What to Expect After Cooling Ends
The end of cooling is not the end of the journey. Here is what typically happens in the days and weeks that follow:
- Rewarming (hours 72-84). As described above, the baby is warmed slowly. The team watches for seizures and changes in neurological status during this transition.
- Neurological assessment. After rewarming, doctors re-examine the baby’s tone, reflexes, alertness, and feeding ability. Improvements after cooling are a positive sign, but the full picture takes time to emerge.
- MRI (days 4-7). The most important post-cooling assessment. The MRI shows which areas of the brain were injured and helps predict long-term outcomes. Ask your neurologist to walk you through the results in detail.
- Feeding. Many babies with HIE have feeding difficulties. Your team may introduce breast milk or formula gradually, and a feeding specialist may be involved. Some babies need temporary tube feeding.
- Discharge planning. Before you go home, the team will set up follow-up appointments with neurology, developmental pediatrics, and early intervention services. Make sure you leave with a clear plan in writing.

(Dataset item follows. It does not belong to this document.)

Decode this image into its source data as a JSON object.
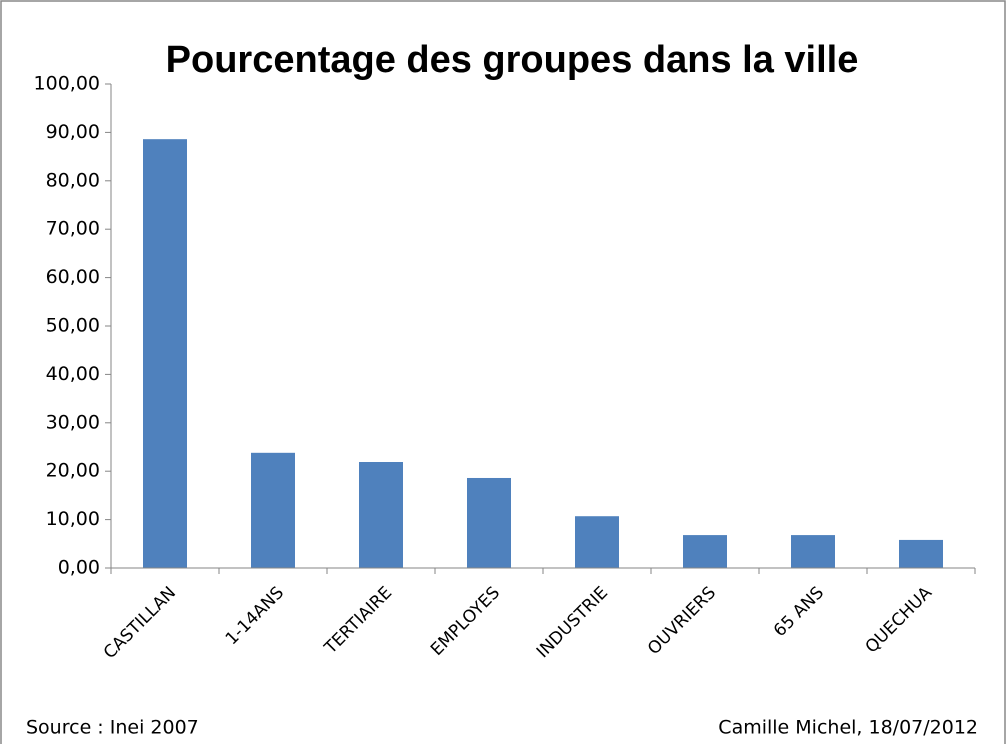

Long-Term Outcomes After Therapeutic Hypothermia
Follow-up studies of cooled babies are encouraging but nuanced. At 18 months to 2 years, the major trials show significant reductions in death and disability for cooled babies compared to non-cooled babies. At 6 to 7 years, the TOBY trial found that cooled children had higher survival rates and better neurological and cognitive outcomes that persisted into school age.

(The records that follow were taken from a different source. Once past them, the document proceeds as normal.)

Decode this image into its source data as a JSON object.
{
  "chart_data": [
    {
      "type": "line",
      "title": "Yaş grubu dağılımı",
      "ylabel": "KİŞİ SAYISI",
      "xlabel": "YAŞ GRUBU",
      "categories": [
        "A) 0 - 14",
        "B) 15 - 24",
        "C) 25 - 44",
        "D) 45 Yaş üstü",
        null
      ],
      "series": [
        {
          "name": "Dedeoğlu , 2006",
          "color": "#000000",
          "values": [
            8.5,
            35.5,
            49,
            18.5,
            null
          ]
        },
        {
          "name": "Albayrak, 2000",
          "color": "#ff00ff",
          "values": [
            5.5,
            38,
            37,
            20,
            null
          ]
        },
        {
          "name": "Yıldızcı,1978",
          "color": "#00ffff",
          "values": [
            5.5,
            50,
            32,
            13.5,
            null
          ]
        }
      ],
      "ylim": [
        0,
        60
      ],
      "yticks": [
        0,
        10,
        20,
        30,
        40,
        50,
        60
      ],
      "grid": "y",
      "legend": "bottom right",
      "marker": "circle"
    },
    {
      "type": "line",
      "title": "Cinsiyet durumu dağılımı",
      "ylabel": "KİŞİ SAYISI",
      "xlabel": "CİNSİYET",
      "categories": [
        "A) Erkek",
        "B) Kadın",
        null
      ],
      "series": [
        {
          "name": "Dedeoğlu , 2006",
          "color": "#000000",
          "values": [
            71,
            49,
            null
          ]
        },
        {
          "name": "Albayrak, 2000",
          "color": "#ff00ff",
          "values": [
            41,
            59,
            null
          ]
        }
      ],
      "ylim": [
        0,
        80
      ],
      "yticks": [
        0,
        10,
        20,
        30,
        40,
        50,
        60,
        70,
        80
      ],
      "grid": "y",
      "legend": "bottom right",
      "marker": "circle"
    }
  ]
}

The long-term picture depends on several factors:
- The initial severity of HIE. Moderate HIE with cooling has the best overall prognosis. Severe HIE outcomes are more variable.
- The MRI injury pattern. Basal ganglia injury is more associated with motor problems (cerebral palsy). Watershed injury is more associated with cognitive challenges. White matter injury varies by location and extent.
- The timing of cooling. Babies cooled within the first 3 hours tend to do better than those cooled at 5 or 6 hours.
- Early intervention. Starting physical therapy, occupational therapy, and developmental monitoring early makes a meaningful difference. The infant brain has extraordinary plasticity, and early therapy can help rewire damaged pathways.